At the turn of the 20th century, the honor system morphed into UVA’s largest commitment to student self-governance. In 1912, students approved a resolution to create an official committee, to be comprised of student presidents from each of the university’s schools. Ever since, the Board of Visitors has granted the Honor Committee expulsive powers each year.

Today, with 27 elected representatives and 104 appointed support officers, honor remains the most powerful student organization on Grounds. Its alumni-funded endowment is in the millions and guarantees funding as a special-status organization, which has afforded a lavish budget for promotional materials and partnerships with other student groups.

The Honor Committee also bestows immense privileges to its members. The committee owns Lawn Room 37, enabling it to handpick its Lawn resident from the committee each year, and a special seal is emblazoned on all of its members’ diplomas.

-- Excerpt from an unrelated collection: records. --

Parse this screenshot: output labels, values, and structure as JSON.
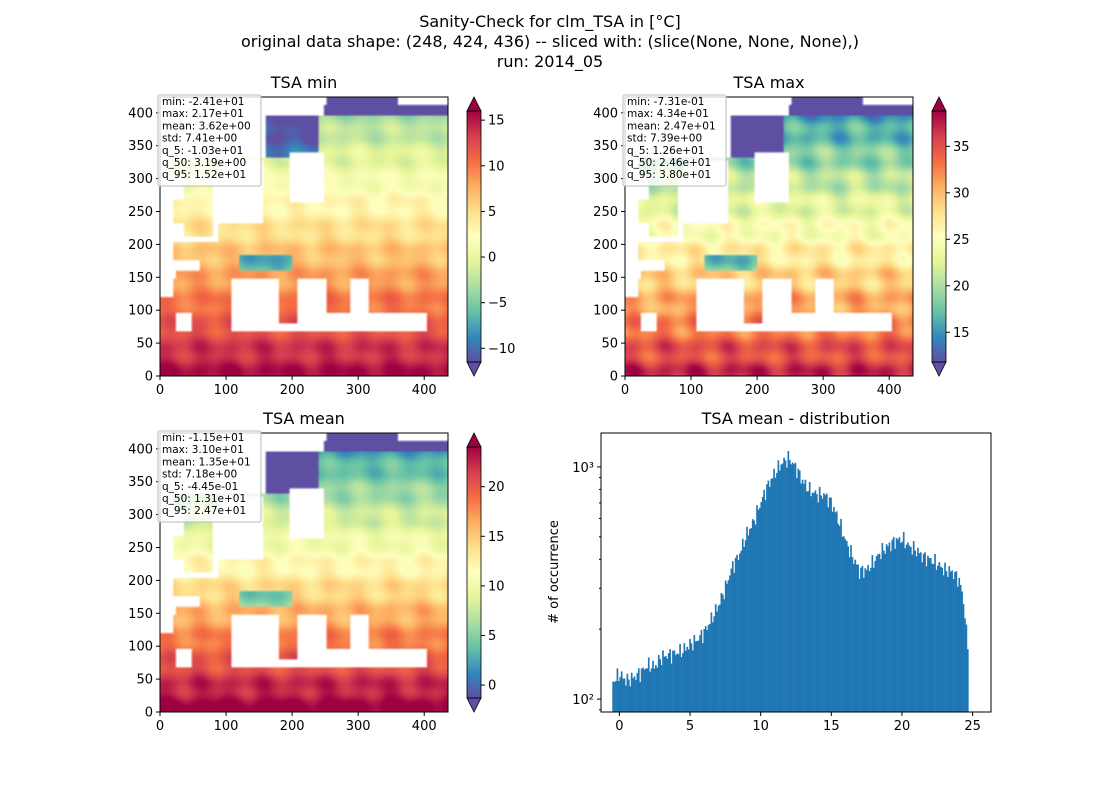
{
  "suptitle": {
    "line1": "Sanity-Check for clm_TSA in [°C]",
    "line2": "original data shape: (248, 424, 436) -- sliced with: (slice(None, None, None),)",
    "line3": "run: 2014_05"
  },
  "colors": {
    "hist_bar": "#1f77b4",
    "colormap": "Spectral_r"
  },
  "map_axes": {
    "x_ticks": [
      "0",
      "100",
      "200",
      "300",
      "400"
    ],
    "y_ticks": [
      "0",
      "50",
      "100",
      "150",
      "200",
      "250",
      "300",
      "350",
      "400"
    ],
    "xlim": [
      0,
      436
    ],
    "ylim": [
      0,
      424
    ]
  },
  "panels": [
    {
      "title": "TSA min",
      "stats": [
        "min: -2.41e+01",
        "max: 2.17e+01",
        "mean: 3.62e+00",
        "std: 7.41e+00",
        "q_5: -1.03e+01",
        "q_50: 3.19e+00",
        "q_95: 1.52e+01"
      ],
      "colorbar": {
        "vmin": -11.5,
        "vmax": 16,
        "ticks": [
          -10,
          -5,
          0,
          5,
          10,
          15
        ],
        "tick_labels": [
          "−10",
          "−5",
          "0",
          "5",
          "10",
          "15"
        ],
        "extend": "both"
      }
    },
    {
      "title": "TSA max",
      "stats": [
        "min: -7.31e-01",
        "max: 4.34e+01",
        "mean: 2.47e+01",
        "std: 7.39e+00",
        "q_5: 1.26e+01",
        "q_50: 2.46e+01",
        "q_95: 3.80e+01"
      ],
      "colorbar": {
        "vmin": 11.8,
        "vmax": 38.8,
        "ticks": [
          15,
          20,
          25,
          30,
          35
        ],
        "tick_labels": [
          "15",
          "20",
          "25",
          "30",
          "35"
        ],
        "extend": "both"
      }
    },
    {
      "title": "TSA mean",
      "stats": [
        "min: -1.15e+01",
        "max: 3.10e+01",
        "mean: 1.35e+01",
        "std: 7.18e+00",
        "q_5: -4.45e-01",
        "q_50: 1.31e+01",
        "q_95: 2.47e+01"
      ],
      "colorbar": {
        "vmin": -1.3,
        "vmax": 24,
        "ticks": [
          0,
          5,
          10,
          15,
          20
        ],
        "tick_labels": [
          "0",
          "5",
          "10",
          "15",
          "20"
        ],
        "extend": "both"
      }
    }
  ],
  "chart_data": {
    "type": "bar",
    "title": "TSA mean - distribution",
    "xlabel": "",
    "ylabel": "# of occurrence",
    "y_scale": "log",
    "xlim": [
      -1.3,
      26.3
    ],
    "ylim": [
      88,
      1400
    ],
    "x_ticks": [
      0,
      5,
      10,
      15,
      20,
      25
    ],
    "y_ticks": [
      100,
      1000
    ],
    "y_tick_labels": [
      "10²",
      "10³"
    ],
    "bin_range": [
      -0.5,
      24.7
    ],
    "anchors": [
      [
        -0.5,
        118
      ],
      [
        0.0,
        128
      ],
      [
        0.5,
        120
      ],
      [
        1.0,
        124
      ],
      [
        1.5,
        130
      ],
      [
        2.0,
        140
      ],
      [
        2.5,
        138
      ],
      [
        3.0,
        152
      ],
      [
        3.5,
        155
      ],
      [
        4.0,
        158
      ],
      [
        4.5,
        162
      ],
      [
        5.0,
        172
      ],
      [
        5.5,
        180
      ],
      [
        6.0,
        194
      ],
      [
        6.5,
        220
      ],
      [
        7.0,
        252
      ],
      [
        7.5,
        300
      ],
      [
        8.0,
        372
      ],
      [
        8.5,
        420
      ],
      [
        9.0,
        510
      ],
      [
        9.5,
        580
      ],
      [
        10.0,
        700
      ],
      [
        10.5,
        830
      ],
      [
        11.0,
        940
      ],
      [
        11.5,
        1040
      ],
      [
        12.0,
        1090
      ],
      [
        12.5,
        990
      ],
      [
        13.0,
        860
      ],
      [
        13.5,
        790
      ],
      [
        14.0,
        760
      ],
      [
        14.5,
        760
      ],
      [
        15.0,
        700
      ],
      [
        15.5,
        590
      ],
      [
        16.0,
        480
      ],
      [
        16.5,
        410
      ],
      [
        17.0,
        355
      ],
      [
        17.5,
        360
      ],
      [
        18.0,
        390
      ],
      [
        18.5,
        430
      ],
      [
        19.0,
        455
      ],
      [
        19.5,
        480
      ],
      [
        20.0,
        490
      ],
      [
        20.5,
        455
      ],
      [
        21.0,
        438
      ],
      [
        21.5,
        410
      ],
      [
        22.0,
        400
      ],
      [
        22.5,
        382
      ],
      [
        23.0,
        360
      ],
      [
        23.5,
        355
      ],
      [
        24.0,
        330
      ],
      [
        24.3,
        280
      ],
      [
        24.6,
        175
      ]
    ]
  }
}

Honor’s jurisdiction is expansive. Anyone can file an honor report against a student, so long as the accused committed an offense in Charlottesville, Albemarle, or a UVA facility. During the early 1900s, the committee cracked down on students writing bad checks and sneaking booze into dance functions.

However, its actual powers are somewhat limited. The committee can’t compel testimony from a witness or subpoena documents, nor can it try cases of sexual misconduct or physical violence.

Over the past decade, the Honor Code’s favorability among the student body has declined. Students increasingly oppose the single sanction, recently approving some of the most significant changes in its 100-year history.

In 2013, for example, students voted to implement an informed retraction, which allows students to admit guilt within seven days of reading the formal accusation and take a two-semester leave, rather than being expelled.